I'm not saying that chickens are the end-all-be-all solution, but perhaps part of the bigger picture. They have definitely made things easier for me.

I will be planting some squash into wood chip wells, filled with some compost. Glad to know that something similar worked for you!

Best wishes!
1 year ago
My guess is Elecampane... but I'm definitely not sure about it. The early growth looks very similar to the elecampane I have growing. If it is elecampane, the root can be used medicinally. https://www.thespruce.com/grow-and-use-elecampane-1762291

Good luck and hope that helps!

I too am always struggling between organization and clutter. I also have the tendency in seeing the use (or perhaps potential use) in many items that end up staying in my possession longer than necessary.

One book that I found very helpful in the way that I THINK about my mess is Unf*ck Your Habitat. https://www.unfuckyourhabitat.com/get-the-book/

It has not only helped me become a tidier person, but has reframed the way I think about my mess.
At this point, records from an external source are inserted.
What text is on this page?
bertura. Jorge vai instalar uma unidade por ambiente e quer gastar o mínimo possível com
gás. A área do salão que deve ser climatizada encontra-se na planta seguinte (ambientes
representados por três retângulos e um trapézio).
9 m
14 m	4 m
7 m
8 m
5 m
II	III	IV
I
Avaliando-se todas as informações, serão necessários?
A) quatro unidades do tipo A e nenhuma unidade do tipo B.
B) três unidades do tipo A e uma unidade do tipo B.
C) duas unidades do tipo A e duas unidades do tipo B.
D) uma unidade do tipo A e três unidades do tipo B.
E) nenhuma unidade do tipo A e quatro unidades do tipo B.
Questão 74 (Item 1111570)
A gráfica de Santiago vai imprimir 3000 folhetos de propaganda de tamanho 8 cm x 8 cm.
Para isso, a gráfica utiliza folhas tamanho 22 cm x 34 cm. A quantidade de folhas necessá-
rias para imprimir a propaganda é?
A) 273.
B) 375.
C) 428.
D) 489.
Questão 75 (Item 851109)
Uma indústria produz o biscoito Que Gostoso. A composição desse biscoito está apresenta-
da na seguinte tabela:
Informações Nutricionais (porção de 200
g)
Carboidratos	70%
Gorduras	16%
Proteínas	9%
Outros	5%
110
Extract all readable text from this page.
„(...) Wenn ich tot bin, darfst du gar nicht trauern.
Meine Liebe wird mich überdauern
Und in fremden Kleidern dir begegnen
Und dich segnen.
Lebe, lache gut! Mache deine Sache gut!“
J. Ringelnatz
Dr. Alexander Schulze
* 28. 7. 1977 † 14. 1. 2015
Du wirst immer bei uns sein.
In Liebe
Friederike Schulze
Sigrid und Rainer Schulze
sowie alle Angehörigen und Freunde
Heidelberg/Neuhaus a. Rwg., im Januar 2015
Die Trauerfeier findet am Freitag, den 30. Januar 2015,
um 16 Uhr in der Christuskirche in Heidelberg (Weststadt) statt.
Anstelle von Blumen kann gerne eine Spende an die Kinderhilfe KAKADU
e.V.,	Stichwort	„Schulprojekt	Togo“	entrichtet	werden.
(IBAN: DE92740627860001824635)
The author talks about the psychology of cleaning in a very approachable way! Definitely worth a read!
1 year ago

Kamaar Taliaferro wrote:

And Christopher, if you want to resist holler and I'll send you research and reports done by a local journalist against mosquito spraying. He was pretty comprehensive. Your place may use different chemicals, but it may be a decent start?



Yes, I'd love to see the research! Send me a mooseage if you want. Thanks!
1 year ago


I have similar concerns where I live. They do aerial applications with helicopters. Their website publishes information that makes me raise my eyebrows: http://www.norfolkcountymosquito.org/
1 year ago
Hoping to revive this discussion a bit:

I'd also be interested to hear if anyone has successfully grown muscadines or scuppernogs in anything colder than zone 7. I grew up in Georgia and would always go pick and eat the wild muscadines growing here and there. Wonderful memory and I can still smell the strong fragrance in my mind!

I haven't tried growing any here in zone 6, but maybe it's worth a try!